Supported list filters:
| Query param | Description |
|---|
endpoint_id | Only return events that produced a delivery for this endpoint. |
type | Only return events of this type. Includes webhook.test for test sends. |
limit | 1–200, default 50. |
Each event resource looks like:
{
"object": "event",
"id": "wevt_0123456789abcdef0123456789abcdef",
"type": "session.result.persisted",
"subject": { "type": "session", "id": "sid_..." },
"data": { ... },
"webhook_deliveries": [
{
"object": "webhook_delivery",
"id": "wdlv_0123456789abcdef0123456789abcdef",
"event_id": "wevt_...",
"endpoint_id": "we_...",
"event_type": "session.result.persisted",
"status": "succeeded",
"attempts": 1,
"response_status": 200,
"response_body": "ok",
"error": null,
"created_at": "2026-03-24T20:00:05.000Z",
"updated_at": "2026-03-24T20:00:06.000Z"
}
],
"created_at": "2026-03-24T20:00:05.000Z"
}
| Field | Description |
|---|
id | Event ID — also sent as X-Tripwire-Event and as the envelope id. |
type | The event type. |
subject.type / subject.id | The resource the event is about (e.g. session / sid_...). |
data | The same data object delivered in the webhook envelope. |
webhook_deliveries[] | One entry per endpoint subscribed at the time of fan-out.

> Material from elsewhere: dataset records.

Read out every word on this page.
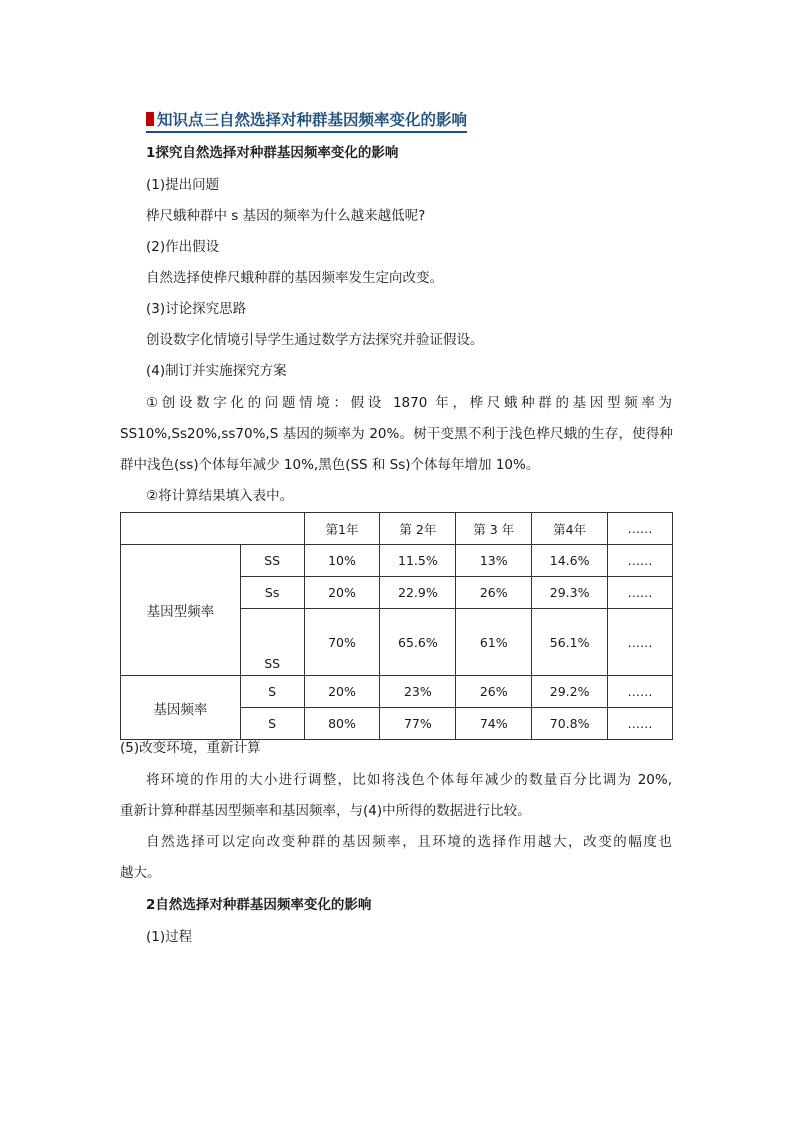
知识点三自然选择对种群基因频率变化的影响
1探究自然选择对种群基因频率变化的影响
(1)提出问题
桦尺蛾种群中 s 基因的频率为什么越来越低呢?
(2)作出假设
自然选择使桦尺蛾种群的基因频率发生定向改变。
(3)讨论探究思路
创设数字化情境引导学生通过数学方法探究并验证假设。
(4)制订并实施探究方案
①创设数字化的问题情境：假设 1870 年，桦尺蛾种群的基因型频率为
SS10%,Ss20%,ss70%,S 基因的频率为 20%。树干变黑不利于浅色桦尺蛾的生存，使得种
群中浅色(ss)个体每年减少 10%,黑色(SS 和 Ss)个体每年增加 10%。
②将计算结果填入表中。
		第1年	第 2年	第 3 年	第4年	……
基因型频率	SS	10%	11.5%	13%	14.6%	……
	Ss	20%	22.9%	26%	29.3%	……
	SS	70%	65.6%	61%	56.1%	……
基因频率	S	20%	23%	26%	29.2%	……
	S	80%	77%	74%	70.8%	……
(5)改变环境，重新计算
将环境的作用的大小进行调整，比如将浅色个体每年减少的数量百分比调为 20%,
重新计算种群基因型频率和基因频率，与(4)中所得的数据进行比较。
自然选择可以定向改变种群的基因频率，且环境的选择作用越大，改变的幅度也
越大。
2自然选择对种群基因频率变化的影响
(1)过程
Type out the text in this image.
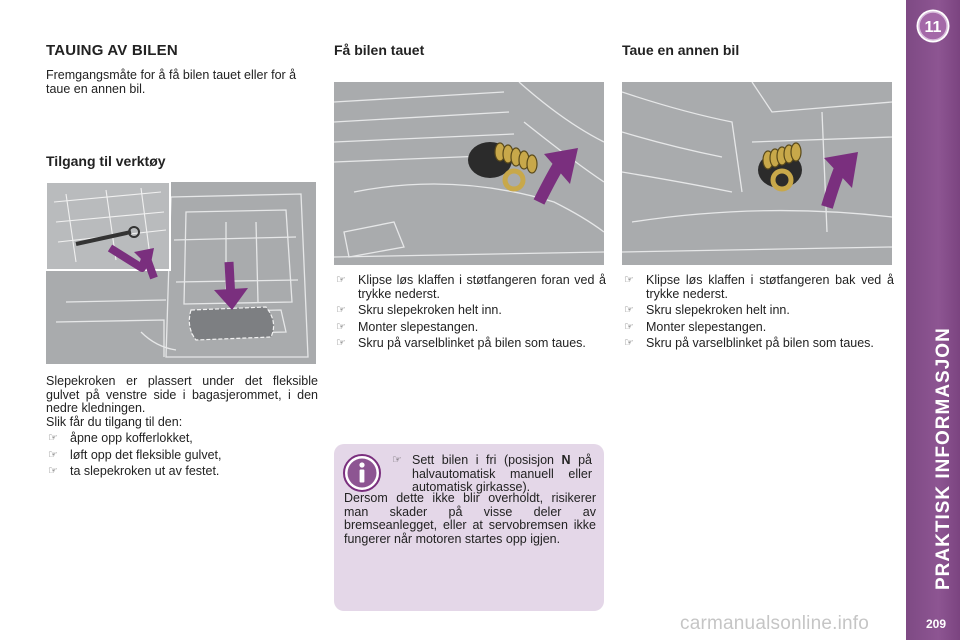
TAUING AV BILEN

Fremgangsmåte for å få bilen tauet eller for å taue en annen bil.

Tilgang til verktøy

Slepekroken er plassert under det fleksible gulvet på venstre side i bagasjerommet, i den nedre kledningen.

Slik får du tilgang til den:

☞ åpne opp kofferlokket,
☞ løft opp det fleksible gulvet,
☞ ta slepekroken ut av festet.
Få bilen tauet
☞ Klipse løs klaffen i støtfangeren foran ved å trykke nederst.
☞ Skru slepekroken helt inn.
☞ Monter slepestangen.
☞ Skru på varselblinket på bilen som taues.
Taue en annen bil
☞ Klipse løs klaffen i støtfangeren bak ved å trykke nederst.
☞ Skru slepekroken helt inn.
☞ Monter slepestangen.
☞ Skru på varselblinket på bilen som taues.
☞ Sett bilen i fri (posisjon N på halvautomatisk manuell eller automatisk girkasse).

Dersom dette ikke blir overholdt, risikerer man skader på visse deler av bremseanlegget, eller at servobremsen ikke fungerer når motoren startes opp igjen.

11
PRAKTISK INFORMASJON
209
carmanualsonline.info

Each entry tracks attempts, the latest response_status and response_body (truncated to 4000 chars), the most recent error, and a status of pending, delivering, succeeded, failed, or skipped. |
created_at | When the event was recorded. |
Local development
Tripwire refuses to deliver to private IPs in production. To develop against your laptop, use a tunnel (ngrok, cloudflared, etc.) and register the tunnel’s public URL as the endpoint. The signature flow and payloads are identical to production.